Morphine est une courte nouvelle de
Mikhaïl Boulgakov, publiée en 1927. Les faits se déroulent entre 1917 et 1918, en campagne isolée.
Le court bonheur du Docteur Bomgard s'éteint quand lui parvient l'appel au secours énigmatique d'un ancien camarade de classe. Celui-ci lui cédera le témoignage (l'anamnèse) des Enfers qui l'auront rongé pendant 12 mois. (La
morphine, vous l'aurez compris)
Les dégâts de cet antidouleur si communément utilisé en médecine, et dont l'idée de réglementation n'en était qu'à de vagues balbutiements et débats, ne saurait laisser un médecin indifférent.
J'ai peu d'intérêt pour les troubles addictifs lourds. J'avais donc un apriori évident sur cette lecture.
Je l'ai choisie pourtant parce que
Boulgakov est un auteur que j'apprécie beaucoup.
Je ne le regrette pas. Cette nouvelle très intime (l'auteur a lui-même été victime de morphinomanie en 1917) m'aura aspirée quelques heures dans un univers qui m'était inconnu et qu'on ne peut quitter sans compassion.
Le travail des descriptions est riche et atypique. On reconnaît nettement le regard d'un médecin sur les corps et leurs manifestations, transmis par un esprit naturellement doué pour la littérature ; et l'âme profonde d'un mal que l'auteur a partagé avec son personnage.
À travers les mots de
Boulgakov, on ne voit pas seulement ce que l'on lit. On le ressent.

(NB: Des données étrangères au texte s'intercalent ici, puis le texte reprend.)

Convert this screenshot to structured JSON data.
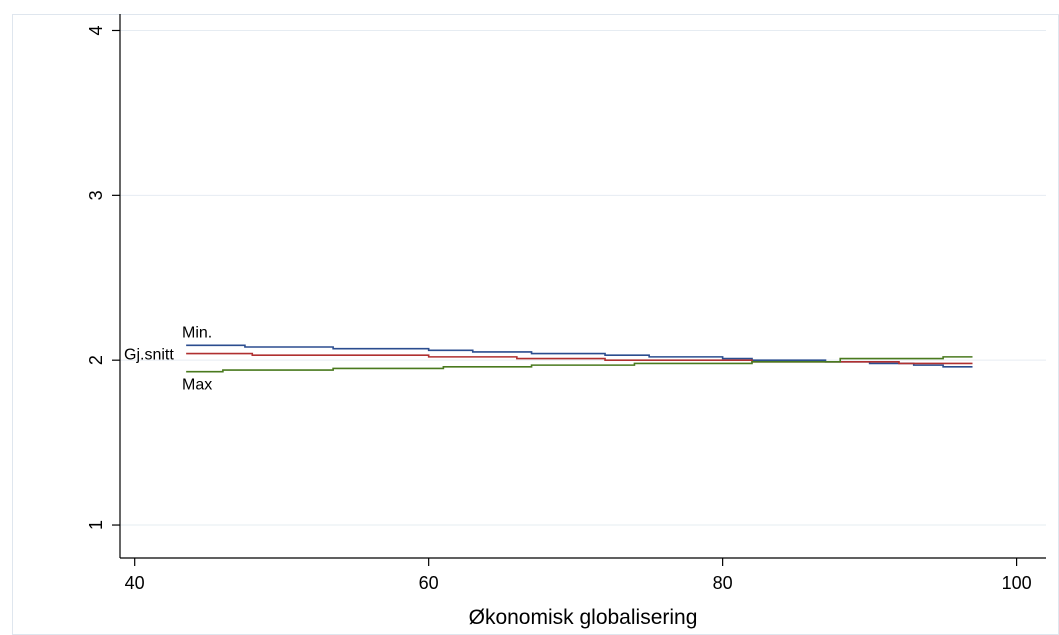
{
  "chart_data": {
    "type": "line",
    "title": "",
    "xlabel": "Økonomisk globalisering",
    "ylabel": "",
    "xlim": [
      39,
      102
    ],
    "ylim": [
      0.8,
      4.1
    ],
    "x_ticks": [
      40,
      60,
      80,
      100
    ],
    "x_tick_labels": [
      "40",
      "60",
      "80",
      "100"
    ],
    "y_ticks": [
      1,
      2,
      3,
      4
    ],
    "y_tick_labels": [
      "1",
      "2",
      "3",
      "4"
    ],
    "grid": true,
    "legend": "none",
    "series": [
      {
        "name": "Min.",
        "color": "#2b4d8f",
        "step": true,
        "x": [
          43.5,
          47.5,
          53.5,
          60,
          63,
          67,
          72,
          75,
          80,
          82,
          87,
          90,
          93,
          95,
          97
        ],
        "y": [
          2.09,
          2.08,
          2.07,
          2.06,
          2.05,
          2.04,
          2.03,
          2.02,
          2.01,
          2.0,
          1.99,
          1.98,
          1.97,
          1.96,
          1.96
        ]
      },
      {
        "name": "Gj.snitt",
        "color": "#b03030",
        "step": true,
        "x": [
          43.5,
          48,
          60,
          66,
          72,
          78,
          82,
          88,
          92,
          97
        ],
        "y": [
          2.04,
          2.03,
          2.02,
          2.01,
          2.0,
          2.0,
          1.99,
          1.99,
          1.98,
          1.98
        ]
      },
      {
        "name": "Max",
        "color": "#4a7a1e",
        "step": true,
        "x": [
          43.5,
          46,
          53.5,
          61,
          67,
          74,
          82,
          88,
          95,
          97
        ],
        "y": [
          1.93,
          1.94,
          1.95,
          1.96,
          1.97,
          1.98,
          1.99,
          2.01,
          2.02,
          2.02
        ]
      }
    ]
  }
}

Chaque atmosphère trouve ses mots.
L'auteur brille là encore par sa plume, imprégnée comme toujours de ses personnages - et toujours aussi d'un morceau de lui-même.
Pourtant, je dois bien avouer que le style particulier de cette nouvelle a légèrement perturbé ma lecture sur les 30 premières pages (peut-être parce qu'il est aux antipodes de mes lectures précédentes et que je suis quelqu'un qui a besoin de temps pour s'imprégner).
J'ai préféré reprendre depuis le début pour l'apprécier avec la fluidité qu'elle mérite. Une fois rentrée dedans, la lecture m'a été fluide et facile ; trépignante - fiévreuse parfois.
Je recommande vivement pour qui sait ce qu'il veut y trouver.